Однажды ноябрьским днем папаша прогуливался по Гороховой улице. Несмотря на ранние часы, был он сильно под парами, то есть в обычном своем состоянии. Очевидно, это стало причиной рассеянности и излишней слабости в ногах. Словом, папаша оскользнулся и влетел головой в витрину галантерейного магазина. Толстое витринное стекло разбилось, и изрядный осколок, подобно гильотинному ножу, съехал и отсек папаше голову. Случай этот, кстати говоря, был удостоен краткой заметки в газете «Слухи». Похоронили его без почестей и салютов в безымянной могиле, на государственный счет, ибо у нас в дому денег не водилось.
Несмотря на грядущие тяготы и еще большую нищету, все мы после смерти дражайшего родителя вздохнули с облегчением. Более всех, конечно, мать моя Авдотья Николаевна. Шутка ли, на протяжении почти десяти лет терпеть унижения и побои, безо всякой надежды на явление помощи с какой бы то ни было стороны. Впрочем, справедливости ради должен сказать, был один человек, заступавшийся за мать. Это была моя сестра Дарья. Еще будучи совсем малюткой, едва научившись ходить, она бесстрашно бросалась между бушующим папашей и обезумевшей от страха и боли матерью и висла на здоровенных кулачищах моего родителя.
Вспоминая теперь картины нашего страшного детства, я прихожу к выводу, что по какой-то необъяснимой причине папаша боялся Даши и ни разу не поднял на нее руки. Не исключаю, что в пропитом мозгу его витала мысль о том, что Дашутка происходит от нечистой силы. Как бы это ни показалось странным и даже абсурдным, в таковой идее есть хотя и извращенная, но все же логика, ибо до самой смерти папаши мать моя даже словцом не перебросилась ни с одним мужчиной. Видать, каким-то задним умом, куда не достигали пары сивухи, папаша понимал это. Ну а раз не от смертного, так, значит, от черта (в самом деле, не от ангела же!) в роду Карудо появилась девочка-первенец.

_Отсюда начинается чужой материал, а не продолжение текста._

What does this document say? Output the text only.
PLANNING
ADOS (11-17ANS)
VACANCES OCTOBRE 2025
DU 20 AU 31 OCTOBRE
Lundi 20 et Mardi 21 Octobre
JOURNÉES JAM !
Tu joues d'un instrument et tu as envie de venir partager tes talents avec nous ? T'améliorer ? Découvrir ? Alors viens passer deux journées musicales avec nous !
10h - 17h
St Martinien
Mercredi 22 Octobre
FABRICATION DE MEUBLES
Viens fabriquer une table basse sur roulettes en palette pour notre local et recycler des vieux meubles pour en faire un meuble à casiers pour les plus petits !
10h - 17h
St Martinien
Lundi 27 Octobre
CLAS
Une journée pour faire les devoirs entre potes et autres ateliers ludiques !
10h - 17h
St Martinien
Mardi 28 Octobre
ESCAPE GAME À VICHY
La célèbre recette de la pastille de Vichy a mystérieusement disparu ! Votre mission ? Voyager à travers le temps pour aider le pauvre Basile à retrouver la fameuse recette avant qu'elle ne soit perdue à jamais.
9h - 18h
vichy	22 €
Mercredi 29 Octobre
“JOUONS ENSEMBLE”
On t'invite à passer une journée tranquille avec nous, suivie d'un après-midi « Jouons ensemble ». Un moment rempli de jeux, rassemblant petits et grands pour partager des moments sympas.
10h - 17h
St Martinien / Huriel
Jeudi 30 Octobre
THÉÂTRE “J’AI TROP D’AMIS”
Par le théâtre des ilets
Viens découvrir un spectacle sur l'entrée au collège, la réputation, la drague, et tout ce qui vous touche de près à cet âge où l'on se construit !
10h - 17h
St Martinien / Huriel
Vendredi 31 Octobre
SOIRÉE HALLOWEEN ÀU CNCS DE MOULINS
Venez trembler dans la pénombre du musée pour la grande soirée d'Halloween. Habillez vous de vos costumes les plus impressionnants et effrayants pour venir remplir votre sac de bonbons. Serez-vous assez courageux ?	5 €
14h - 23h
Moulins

Да и в самом деле такая безграничная смелость малого дитяти, к тому же женского полу, кого угодно заставила бы задуматься. К слову, я лишь однажды вмешался в родительскую ссору и тут же был осчастливлен весьма запоминающимся подарком: папаша что было духу ударил меня кулаком в грудь. Ощущение было такое, будто легкие у меня лопнули, точно новогодняя хлопушка. Воспоминание о той неприятности до сих пор очень живо, поскольку я и по сей день не могу избавиться от болезненного кашля – единственного наследства, полученного от папаши.
Итак, родитель мой скончался, оставив мать одну-одинешеньку с двумя малолетними детьми на руках, которых нужно было не только прокормить, но и во что-то одеть перед вступающей в силу зимой. И тут мать моя, всегда забитая и тихая, развела невероятно кипучую деятельность. Не было минуты, чтобы она просидела сложа руки, постоянно бегала из дому в поисках заработка, заводила знакомства, обивала пороги и прочее и прочее. Словом, мы с Дашей только и могли, что сидеть разинув рот и наблюдать за мелькающей по комнате матерью.
Однако ж нет… Это только я сидел да глазами хлопал, Даша же как могла помогала матери, что-то шила и штопала. И тем не менее, к концу первого в нашей жизни одинокого месяца стало очевидно, что заработков решительно не хватает даже и на пропитание. И тут на смену бурной деятельности пришло глубочайшее отчаяние. Я помню, как однажды вечером мать пришла в комнату и села в углу. Только что у нее состоялся разговор с домовладелицей. Нам должно было съехать.
Мать долго сидела безо всякого движения, пока слезы не покатились у нее из глаз… Словом, не хочу и не буду описывать ту жалкую сцену, которая разыгрывалась в нашей убогой комнатенке. Дело тут совсем в другом, ибо как только низвержение в пропасть отчаяния, казалось, достигло своей низшей точки, дверь в нашу комнатушку отворилась. В дверном проеме мы трое увидали молодую барышню, одетую не бедно, но и не богато, во всяком, случае куда чище и опрятнее нашей матери.
Все мы были несколько обескуражены явлением незнакомки и потому молча хлопали на нее глазами, не зная что сказать. Видя наше замешательство, барышня поспешила представиться. Оказалось, она была послана из дома госпожи И-ской, где служила горничной. Моей матери удалось перехватить там кое-какой работенки.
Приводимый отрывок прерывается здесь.